И что-то встало на место у нее в голове.
Диона предупреждала же через Олуха – что никак нельзя позволить мертвым узнать, что живая пришла в их край. Значит, даже и матери нельзя сказать правду – тем более, кроме матери кругом все слышат. Да, они спят – но вон, как чутко.
– Мама, меня осудили за то, что я достала из могилы тело человека из нашего Пречистого. Сына Ормо, Альдо. Он пришел ко мне призраком и просил его выкопать, а я, дура, и послушалась.
“Чужой они крови, дочка. Не надо бы тебе вмешиваться. Но что уж теперь? Ложись со мной, и станем ждать суда и последней битвы. Вместе, рядом, ждать будет и легче.”
– Я не могу, мама, – Мойра начала говорить, но мать уверенно потянула ее к себе, в расступающуюся массу скелетов под ними.
“Ложись, доченька. Нам долго ждать. Вместе наш сон будет сладок.”
Олух, не долго думая, отцепил руки матери Мойры от девушки, а Лиисо, только-только подоспевший, потянул ее назад.
“Доченька, куда же ты? Что вы делаете, охальники!”
Олух что-то сказал ей. Мойра не услышала его, но почувствовала это как тень, проскользнувшую между ними, белого тонкого призрака, и мать, внезапно ослабнув, провалилась прочь, в яму мертвецов. Только слова Олуха, светлые и прозрачные, выскользнули обратно из ее желтых зубов и вернулись к нему.

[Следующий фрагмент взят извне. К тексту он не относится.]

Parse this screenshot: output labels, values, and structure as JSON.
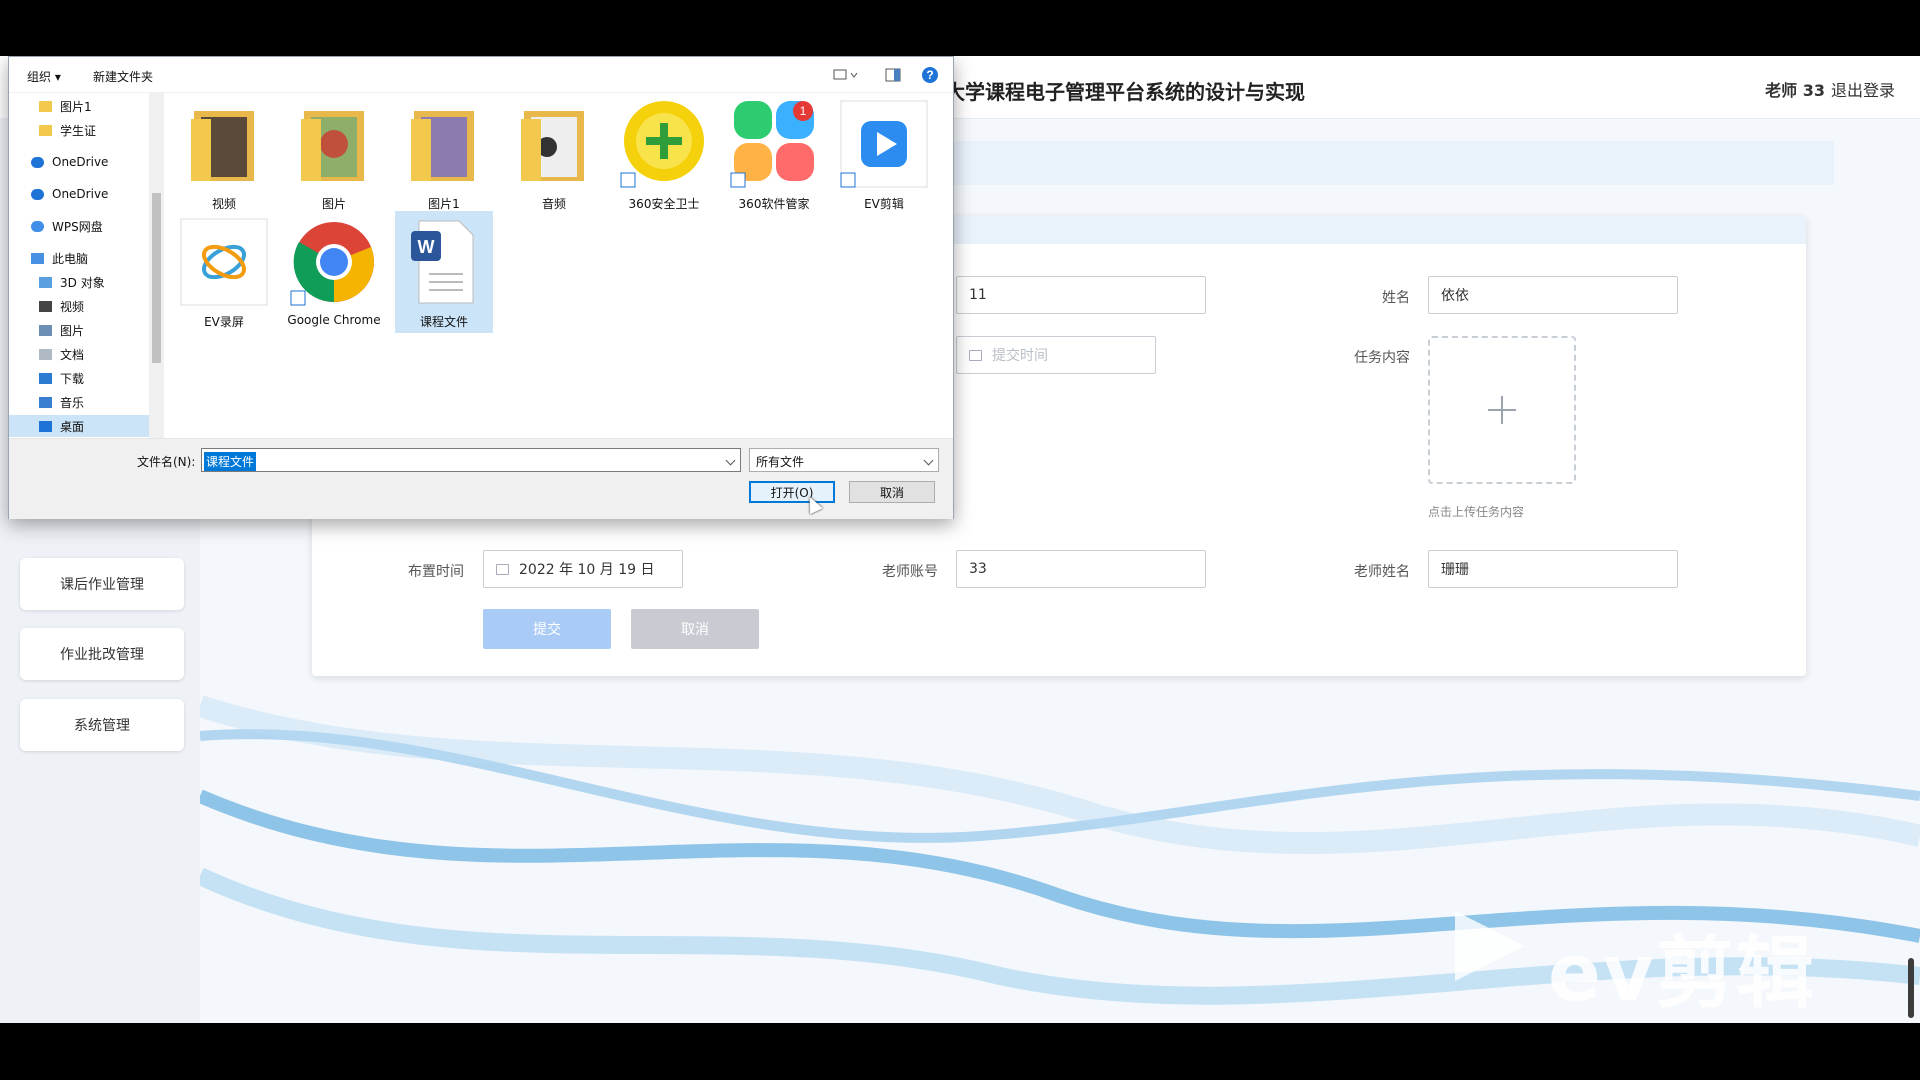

“Идем быстрее”, – поторопил он Мойру, воздевая ее на ноги. Та, всхлипнув и запрещая себе плакать, подхватила Лиисо с одной стороны, Олух – с другой, и они вместе поспешили прочь, следуя указаниям Святого, которые он давал, показывая направление своим костяным пальцем.
“Нельзя искать тут свою родню”, – укорил ее Олух.
– А ты меня предупредил?
“А ты меня слушала? Ты на меня хоть посмотрела, как услышала свою мать? Оставила меня с этим мешком с костями, и была такова!”

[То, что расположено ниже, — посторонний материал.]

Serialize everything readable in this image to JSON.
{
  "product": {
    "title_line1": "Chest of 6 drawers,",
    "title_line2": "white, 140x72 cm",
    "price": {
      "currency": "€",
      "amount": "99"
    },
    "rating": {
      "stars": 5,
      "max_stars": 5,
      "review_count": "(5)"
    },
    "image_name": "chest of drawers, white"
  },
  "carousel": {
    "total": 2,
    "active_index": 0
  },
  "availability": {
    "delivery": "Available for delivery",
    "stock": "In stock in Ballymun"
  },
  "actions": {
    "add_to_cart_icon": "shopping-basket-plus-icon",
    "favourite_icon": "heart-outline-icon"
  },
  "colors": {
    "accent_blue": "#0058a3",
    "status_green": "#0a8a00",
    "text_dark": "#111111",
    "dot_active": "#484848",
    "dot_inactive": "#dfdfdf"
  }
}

Мойре было совестно – в самом деле, она даже ни полмысли не подумала о своих спутниках, об их цели, о судьбе целого настоящего Святого – только о том, что может поговорить со своей давно почившей матерью, увидеть ее, почувствовать тепло ее любви, если не тепло рук.
– Прости меня. Я очень скучаю по матери, – тихо сказала Мойра. – Я была маленькой, когда она умерла, и с тех пор … только дед меня и любил.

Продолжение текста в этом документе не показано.